Sequence Graph With Markov Analysis

Some text is more than a bag of sentences. It has a shape.

If you have ordered text where the sequence matters (chat transcripts, message threads, meeting notes, or long-form documents with recurring phases), Markov analysis can learn a directed, weighted transition graph that shows which “states” tend to follow which others.

This tutorial runs a complete loop on a bundled set of conversation-style texts:

  1. Ingest text files into a managed folder on disk.

  2. Build an extraction snapshot (pass-through for already-text items).

  3. Run Markov analysis with topic-driven observations.

  4. Export a GraphViz transition graph and supporting artifacts.

Run it

This tutorial uses optional dependencies and (by default) an LLM call for state naming.

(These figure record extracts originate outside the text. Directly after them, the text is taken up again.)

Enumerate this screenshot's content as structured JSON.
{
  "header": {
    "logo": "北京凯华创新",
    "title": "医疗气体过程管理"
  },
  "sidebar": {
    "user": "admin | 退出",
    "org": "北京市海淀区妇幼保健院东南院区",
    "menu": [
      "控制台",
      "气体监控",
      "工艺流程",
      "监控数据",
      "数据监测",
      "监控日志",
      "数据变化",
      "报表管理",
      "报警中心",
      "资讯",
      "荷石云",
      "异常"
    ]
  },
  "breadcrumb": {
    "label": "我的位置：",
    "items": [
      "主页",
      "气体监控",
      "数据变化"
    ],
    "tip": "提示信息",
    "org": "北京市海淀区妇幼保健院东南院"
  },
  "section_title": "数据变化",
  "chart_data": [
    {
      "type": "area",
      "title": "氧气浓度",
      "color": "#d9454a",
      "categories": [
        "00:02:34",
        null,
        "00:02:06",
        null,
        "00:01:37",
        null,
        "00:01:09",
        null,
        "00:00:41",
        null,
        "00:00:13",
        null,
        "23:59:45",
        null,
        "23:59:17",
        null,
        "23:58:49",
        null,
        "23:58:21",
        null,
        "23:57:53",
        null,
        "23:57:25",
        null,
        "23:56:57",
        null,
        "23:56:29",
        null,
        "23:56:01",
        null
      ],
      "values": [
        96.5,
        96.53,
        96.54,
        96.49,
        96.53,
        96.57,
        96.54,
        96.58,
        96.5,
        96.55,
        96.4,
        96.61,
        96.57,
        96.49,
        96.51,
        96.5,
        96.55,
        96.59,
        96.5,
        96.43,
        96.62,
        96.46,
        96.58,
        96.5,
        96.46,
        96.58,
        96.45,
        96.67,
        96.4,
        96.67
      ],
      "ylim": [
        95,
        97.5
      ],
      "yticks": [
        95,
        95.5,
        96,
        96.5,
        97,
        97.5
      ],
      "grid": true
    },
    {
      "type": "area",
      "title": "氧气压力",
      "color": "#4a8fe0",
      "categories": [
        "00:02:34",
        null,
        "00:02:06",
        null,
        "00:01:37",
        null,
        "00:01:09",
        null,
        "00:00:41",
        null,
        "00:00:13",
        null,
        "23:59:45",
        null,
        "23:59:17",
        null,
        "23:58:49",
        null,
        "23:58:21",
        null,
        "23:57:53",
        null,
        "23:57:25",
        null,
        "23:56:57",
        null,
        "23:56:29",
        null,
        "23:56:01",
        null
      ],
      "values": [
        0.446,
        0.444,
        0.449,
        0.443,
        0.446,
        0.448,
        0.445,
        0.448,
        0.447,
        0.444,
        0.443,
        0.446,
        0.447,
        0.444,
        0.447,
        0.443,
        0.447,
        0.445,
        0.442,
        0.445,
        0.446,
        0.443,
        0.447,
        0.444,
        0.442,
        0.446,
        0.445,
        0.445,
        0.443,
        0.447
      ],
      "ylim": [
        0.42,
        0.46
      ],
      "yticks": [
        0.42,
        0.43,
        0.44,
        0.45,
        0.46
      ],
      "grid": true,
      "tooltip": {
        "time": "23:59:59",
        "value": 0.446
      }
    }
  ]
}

If you are running from a fresh clone, install the development dependencies and topic modeling extras:

python -m pip install -e ".[dev,topic-modeling]"
python scripts/use_cases/sequence_markov_demo.py \
  --corpus corpora/tutorial_sequence_markov \
  --force

If you want state naming, set an API key in your environment (or in your Biblicus configuration file):

export OPENAI_API_KEY="..."

If you want to run without state naming (for example, while debugging locally), disable it explicitly:

python scripts/use_cases/sequence_markov_demo.py \
  --corpus corpora/tutorial_sequence_markov \
  --force \
  --config report.state_naming.enabled=false

What you should see

The script prints a JSON object to standard output with:

  • the extraction snapshot id it created

  • the Markov analysis snapshot id

  • paths to the generated artifacts

The most useful artifact to open first is the GraphViz file:

{
  "transitions_dot_path": ".../corpora/tutorial_sequence_markov/analysis/markov/<snapshot_id>/transitions.dot"
}

How to interpret the output

Markov analysis writes a snapshot directory under the managed folder:

  • segments.jsonl: the ordered segments for each item

  • observations.jsonl: the observation record per segment

  • topic_modeling.json and topic_assignments.jsonl: topic stage debugging artifacts

  • transitions.json: the learned state transition matrix

  • transitions.dot: a GraphViz visualization of the transition graph

The visualization is meant to be evidence-first:

  • nodes are states inferred by the model

  • edges are directed transitions, with weights derived from observed transitions in decoded paths

For deeper detail (including configurations, segmentation choices, and artifacts), see docs/markov-analysis.md.